I Regret Being A Public Official – Ken Dzirasah

The Second Deputy Speaker of Parliament, Hon. Ken Dzirasah, has stated that he has regretted being public official. He made the statement when CHRONICLE contacted him on various allegations levelled against him following the death and the burial of his brother, the late Squadron Charles Dzirasah who had died in a mysterious lorry accident.

Hon. Ken Dzirasah threatened to take the Chronicle on when this story is carried. He said he was surprised that the press always delves into his personal affairs even when there was no need to.

“Why are you people trying to enter into my private affairs” he asked. My brother is dead, and I spent various sums of money on the funeral.

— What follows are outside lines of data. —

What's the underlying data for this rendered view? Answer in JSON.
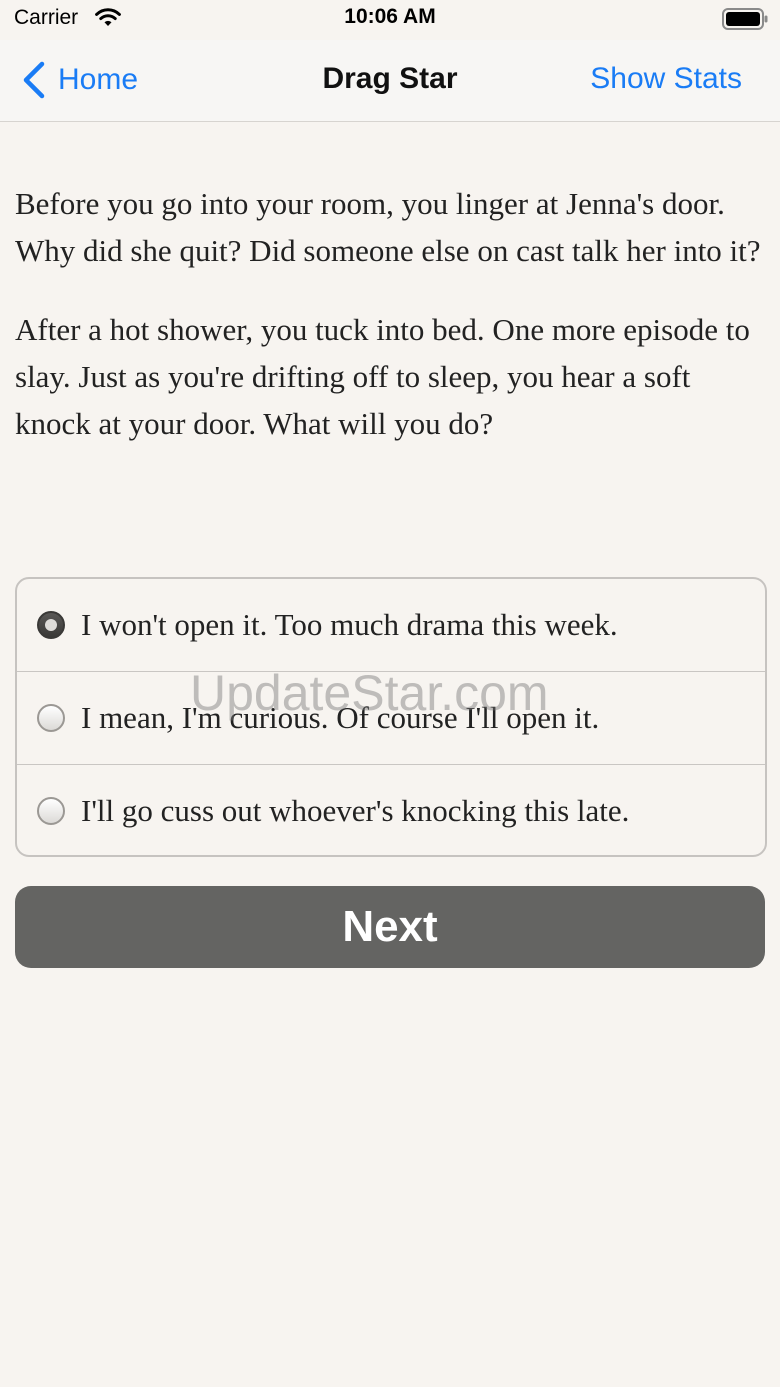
{
  "status_bar": {
    "carrier": "Carrier",
    "time": "10:06 AM",
    "icons": [
      "wifi-icon",
      "battery-icon"
    ]
  },
  "nav": {
    "back_label": "Home",
    "title": "Drag Star",
    "right_label": "Show Stats",
    "accent_color": "#1a7cf5"
  },
  "story": {
    "paragraphs": [
      "Before you go into your room, you linger at Jenna's door. Why did she quit? Did someone else on cast talk her into it?",
      "After a hot shower, you tuck into bed. One more episode to slay. Just as you're drifting off to sleep, you hear a soft knock at your door. What will you do?"
    ]
  },
  "choices": [
    {
      "label": "I won't open it. Too much drama this week.",
      "selected": true
    },
    {
      "label": "I mean, I'm curious. Of course I'll open it.",
      "selected": false
    },
    {
      "label": "I'll go cuss out whoever's knocking this late.",
      "selected": false
    }
  ],
  "next_button": {
    "label": "Next",
    "color": "#646462"
  },
  "watermark": "UpdateStar.com"
}
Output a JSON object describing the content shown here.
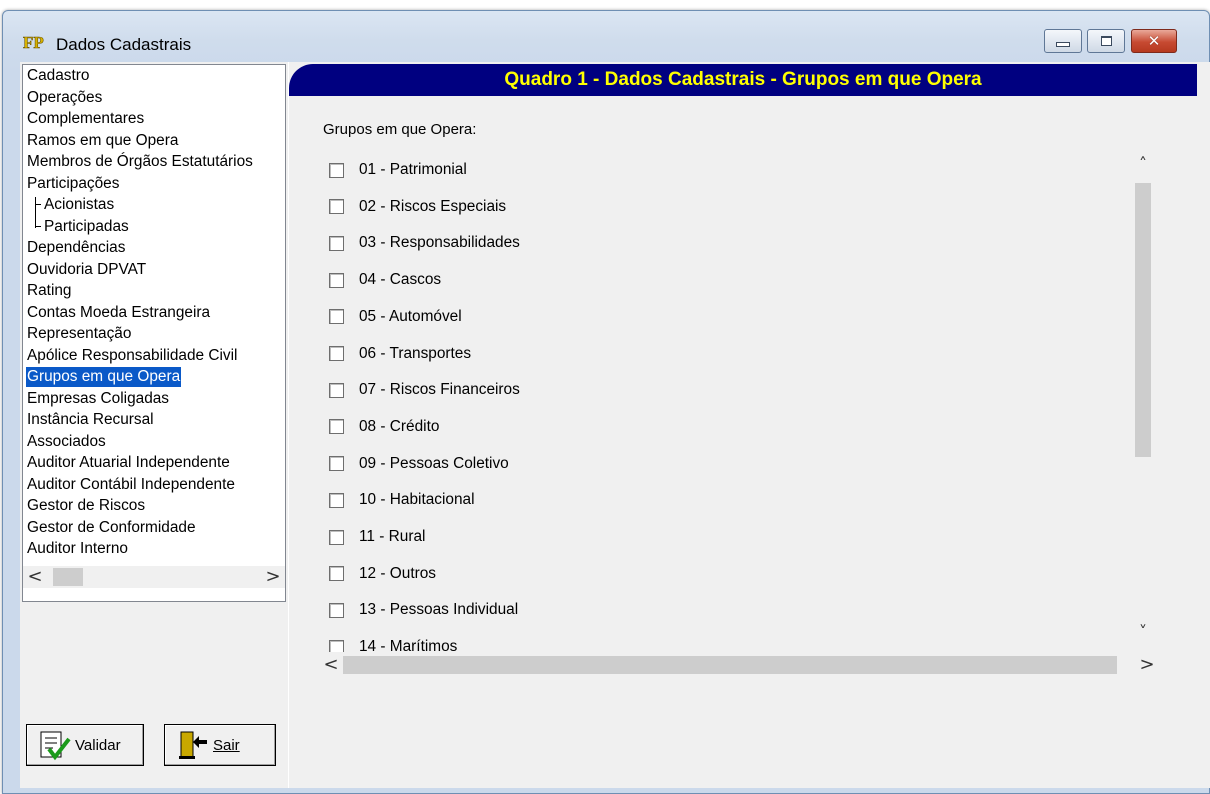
{
  "window": {
    "title": "Dados Cadastrais",
    "app_icon": "fp-logo-icon",
    "controls": {
      "minimize": "minimize-icon",
      "maximize": "maximize-icon",
      "close": "close-icon",
      "close_glyph": "✕"
    }
  },
  "nav": {
    "items": [
      {
        "label": "Cadastro"
      },
      {
        "label": "Operações"
      },
      {
        "label": "Complementares"
      },
      {
        "label": "Ramos em que Opera"
      },
      {
        "label": "Membros de Órgãos Estatutários"
      },
      {
        "label": "Participações"
      },
      {
        "label": "Acionistas",
        "child": true
      },
      {
        "label": "Participadas",
        "child": true
      },
      {
        "label": "Dependências"
      },
      {
        "label": "Ouvidoria DPVAT"
      },
      {
        "label": "Rating"
      },
      {
        "label": "Contas Moeda Estrangeira"
      },
      {
        "label": "Representação"
      },
      {
        "label": "Apólice Responsabilidade Civil"
      },
      {
        "label": "Grupos em que Opera",
        "selected": true
      },
      {
        "label": "Empresas Coligadas"
      },
      {
        "label": "Instância Recursal"
      },
      {
        "label": "Associados"
      },
      {
        "label": "Auditor Atuarial Independente"
      },
      {
        "label": "Auditor Contábil Independente"
      },
      {
        "label": "Gestor de Riscos"
      },
      {
        "label": "Gestor de Conformidade"
      },
      {
        "label": "Auditor Interno"
      }
    ],
    "scroll_left_glyph": "<",
    "scroll_right_glyph": ">"
  },
  "buttons": {
    "validar_label": "Validar",
    "sair_label": "Sair"
  },
  "main": {
    "header_title": "Quadro 1 - Dados Cadastrais - Grupos em que Opera",
    "section_label": "Grupos em que Opera:",
    "groups": [
      {
        "label": "01 - Patrimonial",
        "checked": false
      },
      {
        "label": "02 - Riscos Especiais",
        "checked": false
      },
      {
        "label": "03 - Responsabilidades",
        "checked": false
      },
      {
        "label": "04 - Cascos",
        "checked": false
      },
      {
        "label": "05 - Automóvel",
        "checked": false
      },
      {
        "label": "06 - Transportes",
        "checked": false
      },
      {
        "label": "07 - Riscos Financeiros",
        "checked": false
      },
      {
        "label": "08 - Crédito",
        "checked": false
      },
      {
        "label": "09 - Pessoas Coletivo",
        "checked": false
      },
      {
        "label": "10 - Habitacional",
        "checked": false
      },
      {
        "label": "11 - Rural",
        "checked": false
      },
      {
        "label": "12 - Outros",
        "checked": false
      },
      {
        "label": "13 - Pessoas Individual",
        "checked": false
      },
      {
        "label": "14 - Marítimos",
        "checked": false
      }
    ],
    "vscroll_up_glyph": "˄",
    "vscroll_down_glyph": "˅",
    "hscroll_left_glyph": "<",
    "hscroll_right_glyph": ">"
  },
  "colors": {
    "header_bg": "#000080",
    "header_text": "#ffff00",
    "selection_bg": "#0a59c8"
  }
}
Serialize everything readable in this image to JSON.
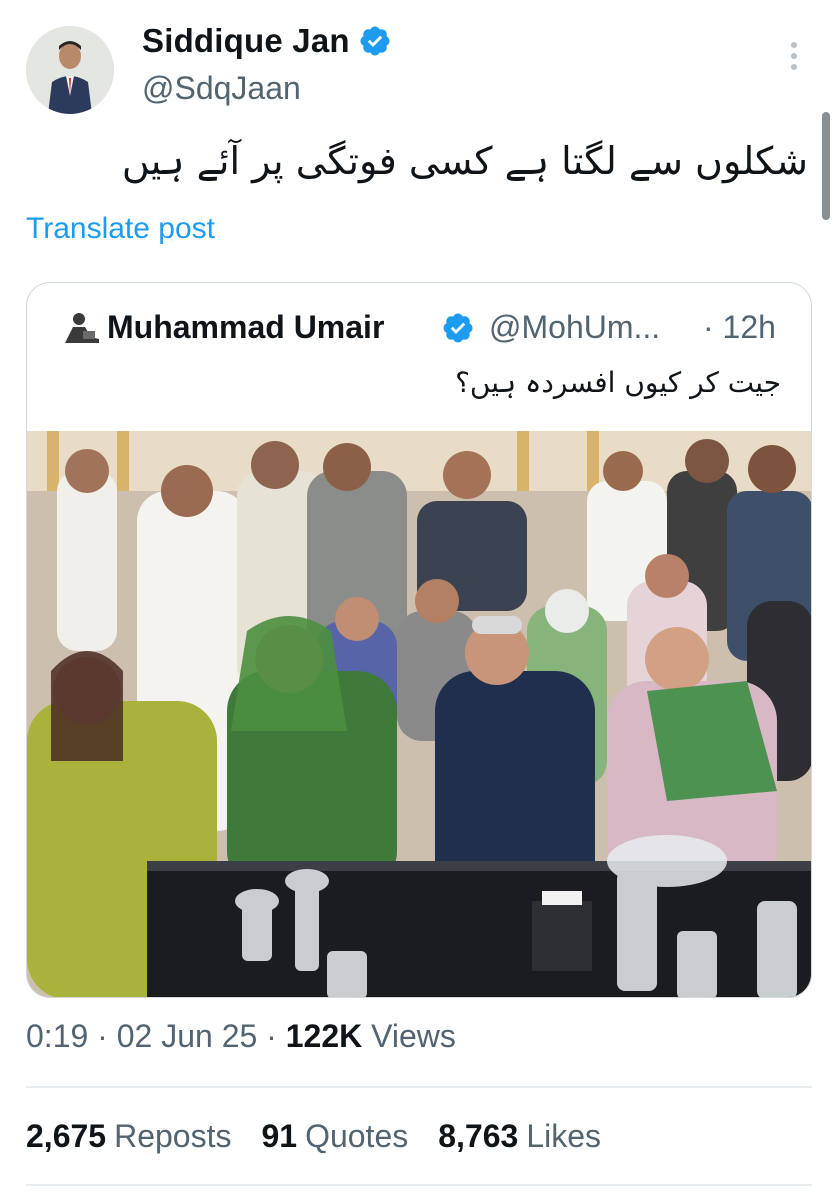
{
  "post": {
    "author_name": "Siddique Jan",
    "author_handle": "@SdqJaan",
    "text": "شکلوں سے لگتا ہے کسی فوتگی پر آئے ہیں",
    "translate_label": "Translate post"
  },
  "quoted": {
    "author_name": "Muhammad Umair",
    "author_handle": "@MohUm...",
    "time": "· 12h",
    "text": "جیت کر کیوں افسردہ ہیں؟"
  },
  "meta": {
    "time": "0:19",
    "sep1": " · ",
    "date": "02 Jun 25",
    "sep2": " · ",
    "views_count": "122K",
    "views_label": "Views"
  },
  "stats": {
    "reposts_count": "2,675",
    "reposts_label": "Reposts",
    "quotes_count": "91",
    "quotes_label": "Quotes",
    "likes_count": "8,763",
    "likes_label": "Likes"
  },
  "colors": {
    "link_blue": "#1d9bf0",
    "verified_blue": "#1d9bf0",
    "secondary_text": "#536471",
    "border": "#cfd9de"
  },
  "icons": {
    "verified": "verified-badge-icon",
    "more": "more-vertical-icon"
  }
}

Is it the business of your paper to know how much I spent on my brother’s funeral and how much was generated after the funeral, let alone to account for the widow of my brother.”

Waxing furious he charged, “Look, my brother, if you carry the story and the statement I have just made, I would still take you on… that I have not said anything to you… Even if you go ahead and publish the story with my version. You have scandalized me, and again I challenge you one; that one I can assure you about that”, the honourable Speaker intoned.

When the Chronicle asked whether it was wrong for the paper to ask him about his comments on the allegations levelled against him, he insisted, “whether it was right or wrong, I have already told you that I will still take you on; believe it or not. If you care to know, my brother died and left behind liabilities”, he stated.

“I am not annoyed with you as an individual, but I am annoyed with your paper”, he charged. Hon Ken Dzirasah, who lost his brother through a lorry accident on January 31, 2003 on the Sefwi Dunkwah Offin road, was accused of assuming the ownership of his brother’s properties instead of the legitimate wife, Mrs. Abiba Dzirasah.

The Chronicle gathered that the Speaker organised the funeral at his house in Accra without even involving the wife of his late brother in the planning of all the activities.

Traditionally, any amount realised after a funeral is announced to the public and the family together with the expenses, incurred but under this circumstances, the situation looked different except for a donation of ?8 million from the Bank of Ghana that was mentioned even under protest by the bank officials. Sources close to this paper indicate that the Speaker was the MC for the funeral and conspicuously, the name of Mrs. Dzirasah was missing on the funeral programme. Nothing in the form of a tribute was said by the wife of the deceased.